Running a tight recycling process begins with careful source contracts. Every bale entering the plant comes from vetted suppliers. Trucks unloading at the entry point get visual checks and batch tracking. Our wash lines work in stages—rough cut, float-sink, high-pressure wash with food-safe detergents, hot rinse, and then final optical sort to clear light colors from dark.
Extrusion presses run solid barrels at stable temperatures, strictly monitored to avoid over-shearing or burning the polymer. In-line filtration at 60 mesh and 120 mesh spots and removes both micro-particles and any residual paper, foil, or grit sliding through earlier steps. From extrusion to pelletizer to cooling, color testers and mechanical testers sample every lot. Batches that drift off color or ash target are segregated, not shipped.
Pack-off lines run pellets directly as soon as cooling ends. This reduces the risk of absorbing moisture or odors from the environment—one of the hidden reasons for later molding defects in recycled pellets that sit exposed in warehouses. Finished pellets are loaded into vacuum-sealed bags or bulk tankers, marked with production date and batch IDs for traceability.
Many molders and compounders want more than the right pellet; steady supply, technical transparency, and rapid answers matter just as much.
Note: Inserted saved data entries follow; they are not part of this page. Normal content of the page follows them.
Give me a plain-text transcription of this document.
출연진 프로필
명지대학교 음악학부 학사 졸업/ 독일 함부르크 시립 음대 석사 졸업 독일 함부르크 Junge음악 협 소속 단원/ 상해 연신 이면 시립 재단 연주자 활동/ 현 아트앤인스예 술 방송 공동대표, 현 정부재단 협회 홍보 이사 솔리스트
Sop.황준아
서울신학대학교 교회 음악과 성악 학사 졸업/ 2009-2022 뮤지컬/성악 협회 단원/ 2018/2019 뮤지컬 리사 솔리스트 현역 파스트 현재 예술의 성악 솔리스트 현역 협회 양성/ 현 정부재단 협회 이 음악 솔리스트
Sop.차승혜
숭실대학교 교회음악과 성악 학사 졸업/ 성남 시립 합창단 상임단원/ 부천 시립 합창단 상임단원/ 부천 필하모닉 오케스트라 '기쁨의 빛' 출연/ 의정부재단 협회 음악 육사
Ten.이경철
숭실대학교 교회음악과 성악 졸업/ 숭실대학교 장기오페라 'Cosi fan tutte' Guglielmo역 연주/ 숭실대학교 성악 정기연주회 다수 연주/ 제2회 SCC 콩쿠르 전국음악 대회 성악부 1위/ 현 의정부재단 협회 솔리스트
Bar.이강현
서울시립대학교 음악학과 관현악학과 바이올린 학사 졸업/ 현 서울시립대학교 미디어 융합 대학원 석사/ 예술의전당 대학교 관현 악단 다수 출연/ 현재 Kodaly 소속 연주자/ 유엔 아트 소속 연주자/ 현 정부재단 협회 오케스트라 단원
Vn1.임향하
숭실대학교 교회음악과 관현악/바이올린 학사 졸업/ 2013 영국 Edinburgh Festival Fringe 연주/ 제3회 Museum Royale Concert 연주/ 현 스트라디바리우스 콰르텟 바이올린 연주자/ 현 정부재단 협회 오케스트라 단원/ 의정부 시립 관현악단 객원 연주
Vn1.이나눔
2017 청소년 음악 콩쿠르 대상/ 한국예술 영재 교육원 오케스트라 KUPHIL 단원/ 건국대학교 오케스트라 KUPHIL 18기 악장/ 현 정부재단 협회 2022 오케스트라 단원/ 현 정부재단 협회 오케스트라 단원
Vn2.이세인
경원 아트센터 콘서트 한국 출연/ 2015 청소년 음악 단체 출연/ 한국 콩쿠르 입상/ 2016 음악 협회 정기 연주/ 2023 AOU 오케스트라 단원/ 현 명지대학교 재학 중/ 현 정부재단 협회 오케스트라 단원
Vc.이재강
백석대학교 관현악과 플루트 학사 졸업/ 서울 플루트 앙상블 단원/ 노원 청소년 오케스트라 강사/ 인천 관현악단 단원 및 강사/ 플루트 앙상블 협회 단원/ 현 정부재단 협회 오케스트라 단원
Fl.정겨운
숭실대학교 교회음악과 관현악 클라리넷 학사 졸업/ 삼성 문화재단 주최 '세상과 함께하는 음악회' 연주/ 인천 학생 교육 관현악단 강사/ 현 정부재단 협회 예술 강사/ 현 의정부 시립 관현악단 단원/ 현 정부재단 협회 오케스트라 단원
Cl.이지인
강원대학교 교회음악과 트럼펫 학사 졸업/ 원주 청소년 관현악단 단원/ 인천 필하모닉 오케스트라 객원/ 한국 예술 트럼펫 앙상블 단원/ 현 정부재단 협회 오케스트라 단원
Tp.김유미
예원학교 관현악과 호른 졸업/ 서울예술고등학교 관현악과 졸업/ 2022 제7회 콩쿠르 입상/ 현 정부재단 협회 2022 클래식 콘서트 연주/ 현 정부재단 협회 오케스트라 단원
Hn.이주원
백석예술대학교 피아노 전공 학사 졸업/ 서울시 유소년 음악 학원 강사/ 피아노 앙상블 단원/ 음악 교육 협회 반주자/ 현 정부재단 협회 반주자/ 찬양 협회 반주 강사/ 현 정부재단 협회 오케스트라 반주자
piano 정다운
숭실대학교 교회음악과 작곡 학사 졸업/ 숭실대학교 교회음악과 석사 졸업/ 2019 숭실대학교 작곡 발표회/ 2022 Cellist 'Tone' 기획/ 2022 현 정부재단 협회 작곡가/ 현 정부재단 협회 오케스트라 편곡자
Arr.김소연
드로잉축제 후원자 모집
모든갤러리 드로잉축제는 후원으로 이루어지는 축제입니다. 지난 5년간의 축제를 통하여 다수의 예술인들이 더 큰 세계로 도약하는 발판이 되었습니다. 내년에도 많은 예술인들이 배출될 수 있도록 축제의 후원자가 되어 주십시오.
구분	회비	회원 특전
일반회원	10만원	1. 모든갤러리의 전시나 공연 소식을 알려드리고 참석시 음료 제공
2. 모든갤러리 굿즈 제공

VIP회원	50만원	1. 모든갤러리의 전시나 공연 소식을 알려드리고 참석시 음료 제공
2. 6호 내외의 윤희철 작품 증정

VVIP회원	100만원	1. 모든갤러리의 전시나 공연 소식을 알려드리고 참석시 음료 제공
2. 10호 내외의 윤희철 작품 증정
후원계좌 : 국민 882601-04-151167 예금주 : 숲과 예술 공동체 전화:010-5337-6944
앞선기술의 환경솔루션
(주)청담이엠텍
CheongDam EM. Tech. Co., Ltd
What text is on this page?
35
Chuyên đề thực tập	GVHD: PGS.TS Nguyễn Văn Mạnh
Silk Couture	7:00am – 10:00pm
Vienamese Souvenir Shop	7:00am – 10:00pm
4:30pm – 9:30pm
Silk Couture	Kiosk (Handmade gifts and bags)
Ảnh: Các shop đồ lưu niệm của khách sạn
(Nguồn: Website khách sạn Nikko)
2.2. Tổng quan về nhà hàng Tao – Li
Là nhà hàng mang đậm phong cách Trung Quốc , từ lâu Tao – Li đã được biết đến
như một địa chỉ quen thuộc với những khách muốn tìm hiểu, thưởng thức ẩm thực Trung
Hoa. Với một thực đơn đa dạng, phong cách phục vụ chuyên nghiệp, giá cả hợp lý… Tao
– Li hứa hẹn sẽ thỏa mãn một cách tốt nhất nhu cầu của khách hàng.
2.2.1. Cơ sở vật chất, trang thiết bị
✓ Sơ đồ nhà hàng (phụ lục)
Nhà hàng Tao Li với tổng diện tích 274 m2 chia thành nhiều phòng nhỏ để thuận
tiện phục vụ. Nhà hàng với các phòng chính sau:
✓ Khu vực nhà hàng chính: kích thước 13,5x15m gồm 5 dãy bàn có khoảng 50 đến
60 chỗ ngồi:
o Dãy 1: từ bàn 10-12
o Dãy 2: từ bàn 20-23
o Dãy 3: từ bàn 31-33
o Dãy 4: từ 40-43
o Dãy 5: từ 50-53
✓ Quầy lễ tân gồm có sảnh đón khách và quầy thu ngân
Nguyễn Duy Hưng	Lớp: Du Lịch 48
We run regular on-site trials with our customers’ molding lines, adjusting processing temperatures or color recipes with their teams present. This testing covers both bottle blow molding and cap or cup injection runs. We bring technical staff to the floor, monitor actual reject rates, and help troubleshoot blockages or color separation on the spot.
If a customer runs into a melt instability or color streaking with our pellets, line managers review run conditions and, if needed, recall affected batches. Our belief is that factory support should not end when a shipment leaves our warehouse. The right pellet should minimize downtime and headaches across the whole molding process, from hopper loading to part ejection.
Open communication with processors also clarifies what works and what needs improvement. This feedback directly influences how we set future washing times, filter settings, and dye lot approvals in the factory.
It’s easy to find rHDPE on the market, but hard to find companies that actually make and test every batch in their own factory. Most competing products come from traders who blend material from multiple unknown reprocessors. That practice creates pellets with unpredictable odor, color, melt flow, or traceability. Plants using these third-party blends often run into color surprises, high reject rates, or sudden melt plugging.
We insist on direct-from-factory supply because it brings better answers for customers and real accountability. This approach limits surprises, controls cost spikes, and means there’s one clear point of contact for production or quality questions.
Our customers expect both low cost and high reliability from recycled resin. They want assurance that recycled inputs don’t become the weak link in their supply chain. This responsibility shapes how we run every step, from bale source inspection to pellet color check to customer trial. Factories choosing high-grade rHDPE demand not just a promised color, but a real record of process control and feature stability—qualities only possible with hands-on, in-house production.
Being able to say “factory-supplied” means standing behind the material, opening up to customer audits, and publishing real batch-level data. We stake our reputation on every lot of Milk White High Grade rHDPE Pellet—MW-1200—and keep improving with every production cycle. Experience has taught us that long-term trust comes from steady, repeatable results, not a stack of datasheets or slogans. In this space, being responsible means knowing your feedstock and running a process tight enough that every new batch fits the needs of the world’s best brands, every time.